Posted Sun September 1, 2024 12:12pmReport post

Hi all it's my first post I saw this and had to reply, such an awful journey and never gets any easier! Abit about my story knock in 2021 arrested early hours of the morning house raided all electrical devices taken my children 5 and 7 at the time shaken up by this! Released that evening under investigation, little did I know this investigation would take sooooo long! He had supervised contact with our children at his mum where he was now living and had ss meetings every 2 weeks for a while until case closed.







June 2021 until April 2023 under investigation







April Court date first hearing pleaded guilty second hearing Crown Court sent to prison 2yrs 8 months! Both Court dates went on social media both a week after, first a write up with name and address and offence second time his picture! I was modified my poor children!







I got on and told close friends and other family and some close school mum friends as there was no hiding it no more.

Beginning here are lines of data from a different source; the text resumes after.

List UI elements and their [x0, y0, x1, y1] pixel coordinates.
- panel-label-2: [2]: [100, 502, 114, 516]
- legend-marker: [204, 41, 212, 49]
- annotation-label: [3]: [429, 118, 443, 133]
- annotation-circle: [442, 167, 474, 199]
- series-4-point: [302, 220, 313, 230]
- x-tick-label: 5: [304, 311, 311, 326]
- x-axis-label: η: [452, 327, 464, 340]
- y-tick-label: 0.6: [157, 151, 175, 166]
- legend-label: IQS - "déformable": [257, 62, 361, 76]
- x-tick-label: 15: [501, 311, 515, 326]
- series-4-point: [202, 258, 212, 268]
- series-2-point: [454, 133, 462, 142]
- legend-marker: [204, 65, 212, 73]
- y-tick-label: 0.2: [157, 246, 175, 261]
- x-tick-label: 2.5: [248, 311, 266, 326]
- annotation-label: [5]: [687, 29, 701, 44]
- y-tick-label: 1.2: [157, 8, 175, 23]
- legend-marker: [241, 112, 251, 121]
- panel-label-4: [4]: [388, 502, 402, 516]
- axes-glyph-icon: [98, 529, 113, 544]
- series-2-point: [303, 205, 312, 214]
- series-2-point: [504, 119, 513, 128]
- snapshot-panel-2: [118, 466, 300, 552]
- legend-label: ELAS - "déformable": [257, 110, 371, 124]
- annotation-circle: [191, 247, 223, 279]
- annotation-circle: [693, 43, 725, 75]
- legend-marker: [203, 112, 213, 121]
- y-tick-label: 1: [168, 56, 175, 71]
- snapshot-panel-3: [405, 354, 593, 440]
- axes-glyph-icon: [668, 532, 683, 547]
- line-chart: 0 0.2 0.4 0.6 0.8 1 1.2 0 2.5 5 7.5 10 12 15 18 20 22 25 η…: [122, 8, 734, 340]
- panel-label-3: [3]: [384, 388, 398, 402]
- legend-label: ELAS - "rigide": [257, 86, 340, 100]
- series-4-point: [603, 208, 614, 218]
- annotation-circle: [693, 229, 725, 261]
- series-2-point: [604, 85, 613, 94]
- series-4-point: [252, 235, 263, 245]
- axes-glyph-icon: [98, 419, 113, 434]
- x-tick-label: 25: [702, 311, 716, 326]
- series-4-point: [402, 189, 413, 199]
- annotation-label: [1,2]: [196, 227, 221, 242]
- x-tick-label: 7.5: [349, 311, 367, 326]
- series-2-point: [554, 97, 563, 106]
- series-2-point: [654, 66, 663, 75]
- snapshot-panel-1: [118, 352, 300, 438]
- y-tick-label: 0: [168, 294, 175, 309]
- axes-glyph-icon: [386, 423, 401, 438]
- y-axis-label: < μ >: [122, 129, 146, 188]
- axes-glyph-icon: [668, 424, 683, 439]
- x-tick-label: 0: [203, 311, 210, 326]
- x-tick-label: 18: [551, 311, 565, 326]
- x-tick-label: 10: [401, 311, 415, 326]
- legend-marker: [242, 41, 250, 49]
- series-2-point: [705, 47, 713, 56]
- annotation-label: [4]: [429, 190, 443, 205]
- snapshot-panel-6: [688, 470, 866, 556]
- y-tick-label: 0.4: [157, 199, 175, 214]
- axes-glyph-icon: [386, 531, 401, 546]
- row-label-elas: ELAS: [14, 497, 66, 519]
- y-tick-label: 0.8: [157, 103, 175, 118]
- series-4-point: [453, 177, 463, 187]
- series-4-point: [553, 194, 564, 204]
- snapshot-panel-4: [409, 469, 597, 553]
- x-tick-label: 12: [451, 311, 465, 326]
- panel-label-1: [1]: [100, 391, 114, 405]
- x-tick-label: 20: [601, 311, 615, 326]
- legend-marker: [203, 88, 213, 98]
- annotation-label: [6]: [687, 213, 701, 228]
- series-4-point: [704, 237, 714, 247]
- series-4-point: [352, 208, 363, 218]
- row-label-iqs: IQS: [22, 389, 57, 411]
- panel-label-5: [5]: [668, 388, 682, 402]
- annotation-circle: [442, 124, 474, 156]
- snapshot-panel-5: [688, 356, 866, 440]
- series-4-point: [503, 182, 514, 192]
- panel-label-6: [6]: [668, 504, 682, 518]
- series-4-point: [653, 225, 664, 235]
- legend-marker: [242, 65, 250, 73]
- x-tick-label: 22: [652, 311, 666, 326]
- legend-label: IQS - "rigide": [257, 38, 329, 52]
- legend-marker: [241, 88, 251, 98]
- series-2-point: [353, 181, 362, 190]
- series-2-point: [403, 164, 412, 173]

Awful!







I got on a changed my boys names into my maiden name to protect them so nothing comes back on them later in life and iv explained age appropriately what there dad has done so they are slightly aware as I want this to grow with them and them be able to talk to me about anything along the way.







August 2024 there dad has done his half sentence and now realised my children have had no contact his whole prison sentence due to the rules and iv kept it this way for now, who knows how ill feel in a year or 2s time but for now they are settled with the new norm and I feel this is best for us. This whole situation from start and ongoing is completely traumatising such an awful life changing thing it really is.